Choose Your Color

It was a strange and strong blur of a dream, if that makes sense. In a crowd. Seems like I was going somewhere, following the crowd, like we were heading into a concert or amusement park. Currents of excitement. Streams of chatter and laughter. I’m with others in my party, half-listening but tuned out of them, mostly just there, impatiently queuing, moving forward with halting, shuffling steps. But I don’t mind. I’m going forward. The destination is almost in view ahead. Fresh air. Forested hills and low mountains cup us in a bowl from what I see. Late afternoon blue sky. Darkening but still daylight, cruising toward night. Warm but cooling.

Odd. Saw myself from a perspective down below. Looking up. Perspective focused on me. Following me through the crowd.

Then, interrupted. Discover hands before me. Three? Four? They’re closed into fists. Open. Colors are on the palm. Paper? Red. Blue. Yellow. Purple. Voice says, “Choose your color.”

I’m confused. Try backing away. Wonder where my people are. Who this person is. Why I’m being asked to choose. He persists. I’m blocked in by the crowd. Can’t get away from him. Never see anything of him but his hands holding these colors.

French blue. Sunflower yellow. Apple red. Bright purple. It calls me. I point at it. “Purple.”

Dream end.

The Course of Love

He was pleased to be going out with her. He’d met her at the coffee shop. She was a barista, and he was a regular. Three years older than her, it turned out. She was a student in her final year. He’d just graduated and was taking some time off in the area. Her eyes, gleaming jade and almond-shaped, felt like a laser cutting through him when she looked at him. She is it, he thought, with a wildly hammering heart. It turned out she was very funny and intelligent, studying English Literature, with plans, she said, “To be a CEO.”

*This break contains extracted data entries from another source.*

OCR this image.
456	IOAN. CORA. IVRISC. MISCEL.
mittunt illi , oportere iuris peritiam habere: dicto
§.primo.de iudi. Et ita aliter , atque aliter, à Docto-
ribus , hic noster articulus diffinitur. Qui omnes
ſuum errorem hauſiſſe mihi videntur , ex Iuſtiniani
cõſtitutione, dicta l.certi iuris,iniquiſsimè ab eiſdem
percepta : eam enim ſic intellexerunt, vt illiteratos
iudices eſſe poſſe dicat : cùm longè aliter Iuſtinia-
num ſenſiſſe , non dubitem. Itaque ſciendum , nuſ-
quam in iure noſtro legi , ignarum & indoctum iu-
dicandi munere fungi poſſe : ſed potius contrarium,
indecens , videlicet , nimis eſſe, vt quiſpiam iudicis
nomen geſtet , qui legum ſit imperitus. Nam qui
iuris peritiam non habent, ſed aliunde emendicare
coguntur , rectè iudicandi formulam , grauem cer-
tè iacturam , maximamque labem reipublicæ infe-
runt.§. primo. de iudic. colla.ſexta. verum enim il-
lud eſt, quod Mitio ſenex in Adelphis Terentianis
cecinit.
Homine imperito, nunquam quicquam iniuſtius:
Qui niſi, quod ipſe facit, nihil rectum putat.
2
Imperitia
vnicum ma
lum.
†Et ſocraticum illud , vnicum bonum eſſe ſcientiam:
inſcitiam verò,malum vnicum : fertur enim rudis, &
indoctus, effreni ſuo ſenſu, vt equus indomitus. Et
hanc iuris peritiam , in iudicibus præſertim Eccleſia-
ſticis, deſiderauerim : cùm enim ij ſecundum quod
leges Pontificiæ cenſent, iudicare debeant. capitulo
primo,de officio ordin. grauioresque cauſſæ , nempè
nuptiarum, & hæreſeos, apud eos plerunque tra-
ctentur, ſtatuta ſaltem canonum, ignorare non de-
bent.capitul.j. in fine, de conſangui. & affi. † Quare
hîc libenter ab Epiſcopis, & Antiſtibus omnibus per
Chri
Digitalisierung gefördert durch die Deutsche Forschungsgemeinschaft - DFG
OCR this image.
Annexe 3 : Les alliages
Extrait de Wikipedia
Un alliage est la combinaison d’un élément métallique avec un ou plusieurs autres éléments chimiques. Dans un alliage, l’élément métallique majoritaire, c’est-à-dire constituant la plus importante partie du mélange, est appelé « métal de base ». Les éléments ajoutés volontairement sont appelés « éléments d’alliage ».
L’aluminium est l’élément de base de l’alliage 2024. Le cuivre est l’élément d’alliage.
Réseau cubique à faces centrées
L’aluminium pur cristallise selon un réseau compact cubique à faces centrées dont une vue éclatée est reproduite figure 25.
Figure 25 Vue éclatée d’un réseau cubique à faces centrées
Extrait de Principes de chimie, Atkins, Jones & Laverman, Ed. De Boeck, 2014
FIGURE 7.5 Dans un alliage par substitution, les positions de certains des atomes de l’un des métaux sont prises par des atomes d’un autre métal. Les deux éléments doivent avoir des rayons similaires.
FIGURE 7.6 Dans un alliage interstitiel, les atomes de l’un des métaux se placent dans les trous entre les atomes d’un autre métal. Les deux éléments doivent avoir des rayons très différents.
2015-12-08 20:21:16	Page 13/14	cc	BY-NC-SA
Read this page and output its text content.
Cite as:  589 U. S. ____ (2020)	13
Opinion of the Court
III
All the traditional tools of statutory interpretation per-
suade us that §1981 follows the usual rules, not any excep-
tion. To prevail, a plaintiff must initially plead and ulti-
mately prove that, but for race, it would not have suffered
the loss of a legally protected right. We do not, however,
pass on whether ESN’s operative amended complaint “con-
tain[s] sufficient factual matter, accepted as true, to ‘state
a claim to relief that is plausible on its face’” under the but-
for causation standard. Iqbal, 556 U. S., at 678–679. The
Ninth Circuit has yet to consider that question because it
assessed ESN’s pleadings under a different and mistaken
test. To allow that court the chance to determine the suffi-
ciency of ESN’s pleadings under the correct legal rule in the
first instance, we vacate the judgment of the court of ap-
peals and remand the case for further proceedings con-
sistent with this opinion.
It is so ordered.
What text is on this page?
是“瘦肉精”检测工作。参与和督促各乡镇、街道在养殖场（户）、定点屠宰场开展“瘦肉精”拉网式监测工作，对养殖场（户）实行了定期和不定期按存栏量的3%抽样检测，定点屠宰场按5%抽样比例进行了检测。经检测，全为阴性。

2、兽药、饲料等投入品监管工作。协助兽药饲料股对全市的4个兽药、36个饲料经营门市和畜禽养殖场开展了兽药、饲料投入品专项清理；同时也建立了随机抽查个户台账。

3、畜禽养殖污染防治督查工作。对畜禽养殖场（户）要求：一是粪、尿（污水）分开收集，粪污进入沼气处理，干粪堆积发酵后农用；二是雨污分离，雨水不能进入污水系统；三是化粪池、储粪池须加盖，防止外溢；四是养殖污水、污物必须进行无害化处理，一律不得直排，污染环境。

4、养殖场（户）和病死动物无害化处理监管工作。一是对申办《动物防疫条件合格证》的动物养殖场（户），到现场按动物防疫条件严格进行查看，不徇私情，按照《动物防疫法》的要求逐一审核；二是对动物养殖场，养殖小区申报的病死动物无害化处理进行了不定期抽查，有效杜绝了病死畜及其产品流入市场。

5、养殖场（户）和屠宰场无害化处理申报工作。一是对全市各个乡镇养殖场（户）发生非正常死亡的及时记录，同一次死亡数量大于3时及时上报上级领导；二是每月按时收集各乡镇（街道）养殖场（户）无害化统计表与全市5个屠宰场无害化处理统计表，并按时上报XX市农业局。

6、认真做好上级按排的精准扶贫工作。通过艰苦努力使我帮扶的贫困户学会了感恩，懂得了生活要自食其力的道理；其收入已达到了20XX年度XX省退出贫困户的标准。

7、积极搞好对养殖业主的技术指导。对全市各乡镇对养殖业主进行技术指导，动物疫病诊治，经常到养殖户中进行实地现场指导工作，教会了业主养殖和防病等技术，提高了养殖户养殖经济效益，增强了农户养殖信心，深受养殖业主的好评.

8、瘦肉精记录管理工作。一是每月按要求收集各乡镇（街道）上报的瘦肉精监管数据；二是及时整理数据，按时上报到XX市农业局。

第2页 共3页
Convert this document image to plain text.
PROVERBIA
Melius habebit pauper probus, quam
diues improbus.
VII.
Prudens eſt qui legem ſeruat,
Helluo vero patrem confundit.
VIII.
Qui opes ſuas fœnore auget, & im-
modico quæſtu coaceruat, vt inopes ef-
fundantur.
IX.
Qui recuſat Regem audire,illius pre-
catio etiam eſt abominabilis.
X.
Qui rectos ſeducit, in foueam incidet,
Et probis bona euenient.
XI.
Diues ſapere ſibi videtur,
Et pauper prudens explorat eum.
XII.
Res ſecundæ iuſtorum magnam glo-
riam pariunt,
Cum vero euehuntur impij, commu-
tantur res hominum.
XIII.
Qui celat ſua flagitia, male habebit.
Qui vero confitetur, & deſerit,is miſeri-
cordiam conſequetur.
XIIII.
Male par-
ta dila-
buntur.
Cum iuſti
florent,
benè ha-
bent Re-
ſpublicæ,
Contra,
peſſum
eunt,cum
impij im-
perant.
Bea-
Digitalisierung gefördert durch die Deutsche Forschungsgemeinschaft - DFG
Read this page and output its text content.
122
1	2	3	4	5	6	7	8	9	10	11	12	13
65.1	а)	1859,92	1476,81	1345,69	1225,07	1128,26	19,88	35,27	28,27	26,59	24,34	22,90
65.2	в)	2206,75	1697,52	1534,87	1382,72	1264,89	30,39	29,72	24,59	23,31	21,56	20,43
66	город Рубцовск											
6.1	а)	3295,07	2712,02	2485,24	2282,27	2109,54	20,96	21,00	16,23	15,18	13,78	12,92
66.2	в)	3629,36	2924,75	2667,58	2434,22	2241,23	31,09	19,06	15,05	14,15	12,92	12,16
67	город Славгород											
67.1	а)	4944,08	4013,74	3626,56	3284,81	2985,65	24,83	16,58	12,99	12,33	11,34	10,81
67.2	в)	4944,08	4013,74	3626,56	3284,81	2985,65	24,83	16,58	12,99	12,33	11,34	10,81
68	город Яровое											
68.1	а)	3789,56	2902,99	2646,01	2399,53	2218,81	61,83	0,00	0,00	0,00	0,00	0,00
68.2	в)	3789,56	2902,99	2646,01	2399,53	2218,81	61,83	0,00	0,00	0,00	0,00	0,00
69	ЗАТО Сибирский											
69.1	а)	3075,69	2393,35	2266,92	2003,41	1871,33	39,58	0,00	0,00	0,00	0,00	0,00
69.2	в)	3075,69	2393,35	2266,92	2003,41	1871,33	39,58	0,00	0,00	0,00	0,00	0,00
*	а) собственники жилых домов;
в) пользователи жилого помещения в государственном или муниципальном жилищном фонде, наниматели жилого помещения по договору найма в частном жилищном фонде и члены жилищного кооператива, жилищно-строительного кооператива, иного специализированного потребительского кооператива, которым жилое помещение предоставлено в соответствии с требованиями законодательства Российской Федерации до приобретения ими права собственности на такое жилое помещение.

They went to Louie’s for dinner, a safe place, none too romantic, with plans to zip over to Aqua to hear LEFT and dance after dinner — “We’ll see,” they told one another” — but then, sitting opposite him, laughing as she brushed a strand back off her face with a thumb — isn’t that endearing? — and her nails lack polish or gel, interesting! — he looked down at the table. She put her hands down, palms first, on the table, moments later.

She was speaking, but it was like light and sound left the room. Her hands on the table looked like giant spiders with long, slender legs. Thereafter, he couldn’t look at her without seeing her hands and noticing their resemblance to spiders. He didn’t understand at all, but it made him physically ill. It was easy to tell her, “I’m sorry, but I think we might need to call it a night. I’m not feeling well.” Then, as if his body felt that his declaration needed validated, he slapped a hand over his mouth, raced to the bathroom, and violently puked.

Looking at himself in the mirror as he washed up, he wondered, why? Perhaps he’d been drugged.

The next day, he went in for his usual coffee. She served him, concerned about the previous evening. He couldn’t look at her. All he saw were her spider hands. When he saw them, he immediately felt like he was going to be sick. Sighing, he left without drinking his coffee. He’d need to find another coffee shop.

It all saddened him. He’d liked that coffee shop, and he thought he loved that woman. A few days later, at The Roasting Company, he met another young woman. He felt madly in love with her, which shocked him – what kind of fool was he, falling in love so quickly and easily? – and he was leery of dating after spider hands, but she asked him out, telling him with a smile that he thought as intriguing as Mona Lisa’s, “Don’t worry. You’re in my hands now. I’ll take care of you.”

Her words startled him. He wondered if there was connection, but then dismissed it as silly, and accepted with pleasure.